There's no more oak oppression,
for they passed a noble law;
now the trees are all kept equal,
by hatchet, axe, and saw.
- Rush, The Trees
The local Zaxby's franchises are owned by George Duehring, of Evans, who is one of the highest-regarded business people around this town.
The Columbia County Chamber of Commerce demonstrated its regard for Duehring a couple of years ago by naming him its Lifetime Achievement winner. And Duehring can always be counted on to lend a hand, or a buck or two, for causes big and small.
So even though Columbia County lost another business last week when the Raising Cane's location on Furys Ferry Road closed, the sting is eased somewhat by knowing that one of Duehring's Zaxby's restaurants is just a few blocks away. (And there might soon be another Zaxby's nearby; apparently Duehring is buying the Cane's property on Washington Road in Augusta.)

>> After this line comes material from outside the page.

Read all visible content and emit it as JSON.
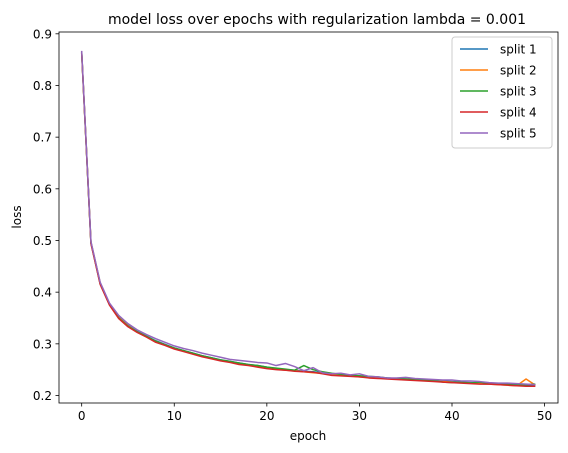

But the real reason I have a hard time shedding a tear over Raising Cane's closing?
The oak trees.
Let's take a trip back through ancient history, shall we?
It was long ago, way back in the fall of '05 - as in 2005, which is eons ago when measured by fast-food standards - that the first Raising Cane's restaurant opened in our community.
Columbia County had the distinction of landing the area's first outpost of the Louisiana-based franchise, which features a short menu consisting almost entirely of chicken fingers.
When the restaurant opened, I wrote a column asking two questions:
1. How can a restaurant that serves just chicken fingers survive? (We now know this answer, at least around here: It can't - not these days, anyway.)
The second question:
2. What happened to all those oak trees nearby?
Starting to remember now? See, it really wasn't that long ago, was it?
When Raising Cane's opening was imminent, someone involved with the chain happened to notice the row of beautiful oak trees standing in front of the Publix shopping center where the new restaurant was opening.
Rather than seeing majestic oaks, however, this particular person saw leaves blocking motorists' view of the Cane's sign. He asked a county employee if those pesky trees could be hacked down - and that employee said, "Duh, OK."
A passerby noticed the foliage carnage and blew the whistle, but by then seven of the oaks had been felled. Tempers flared, fingers wagged, and eventually the seven stumps were dug up and replaced with new - though considerably smaller - oak saplings.
Four years later, driving by the shopping center, past the now-empty Raising Cane's building, you'll notice a row of nine oak trees: seven the same size, with the two survivors of the Tree Massacre of '05 standing taller at one end.
It seems those trees got the last laugh after all.
Incidentally, after the Loco's restaurant across the street from Cane's closed a while back, it followed what seems to be a pattern in Columbia County: It became a Mexican restaurant. Pablano's will open a second location at Loco's soon.
The first Pablano's opened in the defunct Twisted Chicken Cafe site on Evans-to-Locks at Town Center Drive. Before that, El Kiosko in Grovetown opened in a former Wife Saver.
Just recently, a Mi Rancho took over the former Khalid's Cafe in Evans, and nearby, Salsa's is opening soon in the former Patagonia Grill location.
And for really ancient historians, the original Monterey in Martinez used to be a Del Taco franchise.
So: We're pretty sure the empty Augusta Cane's will become a Zaxby's. Anyone want to bet on what the Martinez Cane's building will become?
And wouldn't it be really funny if it was a second location for Harlem's Acorn Restaurant?
By the way: If you're wondering what's now under construction on Belair Road next to Cracker Barrel, it's a Burger King.